Weather was heavy on my mind. In fact, this was my Facebook post that morning:

Everything to the north and west of us was wet, too.  Here is what my Garmin Pilot app was showing me for weather radar:

Marty's girlfriend Anna sent us pictures of the place that we had stayed at in Bonanza Oregon covered with an inch or more of hail!

It was clear to me there was a steady series of cold storms moving from west to east across the northern states and I wanted nothing to do with them.  And so it was that we abandoned hope of visiting the Grand Tetons or Yellowstone where the forecast called for snow.  We had already ridden through two inches of slush at La Veta Pass in Colorado on the first day and that was both painfully cold and dangerous.

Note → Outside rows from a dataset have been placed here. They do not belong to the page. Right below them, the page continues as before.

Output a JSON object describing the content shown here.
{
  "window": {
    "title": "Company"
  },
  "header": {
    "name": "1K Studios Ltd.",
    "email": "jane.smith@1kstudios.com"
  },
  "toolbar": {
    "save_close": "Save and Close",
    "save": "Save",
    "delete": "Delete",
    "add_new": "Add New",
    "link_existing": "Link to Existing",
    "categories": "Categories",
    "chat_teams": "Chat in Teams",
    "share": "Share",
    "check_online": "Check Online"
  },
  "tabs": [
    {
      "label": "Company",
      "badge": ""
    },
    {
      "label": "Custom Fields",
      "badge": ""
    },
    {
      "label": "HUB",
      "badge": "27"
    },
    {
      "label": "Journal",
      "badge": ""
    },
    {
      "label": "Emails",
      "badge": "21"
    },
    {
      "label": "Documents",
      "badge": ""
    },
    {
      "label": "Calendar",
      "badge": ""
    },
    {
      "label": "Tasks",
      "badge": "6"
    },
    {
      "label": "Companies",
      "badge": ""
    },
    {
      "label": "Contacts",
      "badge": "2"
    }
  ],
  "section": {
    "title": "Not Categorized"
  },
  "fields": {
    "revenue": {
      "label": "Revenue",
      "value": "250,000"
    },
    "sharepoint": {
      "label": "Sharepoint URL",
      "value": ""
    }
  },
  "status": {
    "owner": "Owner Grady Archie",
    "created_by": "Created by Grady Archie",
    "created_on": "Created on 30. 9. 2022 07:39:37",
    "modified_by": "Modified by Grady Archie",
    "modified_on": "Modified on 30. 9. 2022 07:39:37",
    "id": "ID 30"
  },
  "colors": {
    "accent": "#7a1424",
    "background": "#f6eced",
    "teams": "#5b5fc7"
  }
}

We re-charted a course that would take us on a more southerly route and made arrangements to stay with my college roommate in Kansas City, Missouri on Saturday night.



The ride across the Utah desert was more of the same, the freeway follows a broad valley first northeast then southeast as it avoids scaling over a ridge of barren mountains.  The last town in Nevada is Wells and there were billboards for a "pussycat ranch" (prostitution is legal in parts of Nevada) that someone had proudly emblazoned with the letters C-L-O-S-E-D rather than take it down. 

Once in Utah, we crossed the famous Bonneville Salt Flats where speed records are set by rocket cars and such.  It had an eerie beauty to it.  The sky over this broad plain were cloudless. At one point the mountains in the distant north appeared to float above the salt bed on a mirage. The Department of Transportation has come up with a smart way to get drivers to drive at the 75 mph speed limit - a five mile long speedometer calibration run is set up with signs that tell you how many seconds should have elapsed if you are holding the limit.  

We came to the Great Salt Lake with its scent of brine and large dehydration mining operations for extracting its mineral wealth.  After rolling through the city on freeways, we headed for the Big Cottonwood Canyon for an exhilarating run up to Guardsman Pass.  We posed for pictures at the top, then rolled on to Park City, Utah about five miles down the eastern slope. At Park City, we ate dinner at a brewery on Main Street.  

We decided to push on another hour or so after supper. the weather forecast looked decent - dry and no colder than 45 degrees - and to camp for the night.